The answer is: $(x,y) = (0,0)$ or $(k^{k-1},k^k)$, where $k \in \mathbb{N}$.
Let $(x,y)$ be a rational nonzero solution. Consider a substitution $t = \frac{y}{x}$.
Then $x^{tx}(tx)^x = (tx)^{tx}$ or $x = t^{t-1}$. If $t-1 = k$ then $x = (k+1)^k$. Let us show, that $k$ is a natural number.
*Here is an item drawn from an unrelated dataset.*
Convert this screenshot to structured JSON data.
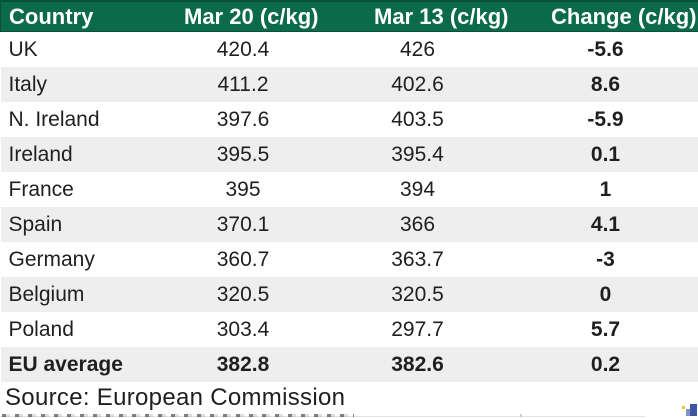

Take $x=\frac{m}{n}$ and $k = \frac{p}{q}$ where both fractions are irreducible:
$gcd(m,n) = 1$ and $gcd(p,q) = 1$. Then our equation becomes:
$$m^qq^p = n^q(p+q)^p$$
Since $m$ and $n$ are coprimes, $n^q|q^p$ and since $p$ and $q$ are coprimes, $gcd((p+q)^p,q^p) = (gcd(p+q,q))^p = gcd(p,q)^p = 1$. Therefore, $q^p|n^q$, and as a result $q^p = n^q$. Suppose, that $q > 1$. Then in the prime decomposition of $q^p$ each factor has a power divisible by both $p$ and $q$, and hence divisible by $pq$. Therefore, in the prime decomposition of $q$ each factor has a power divisible by $q$. But this is a contradiction, since $q < 2^q$. Thus, $q = 1$ and $x = k^{k-1}$ and $y = k^k$. Straightforward check shows, that $(0,0)$ and $(k^{k-1},k^k)$ are solutions. Done.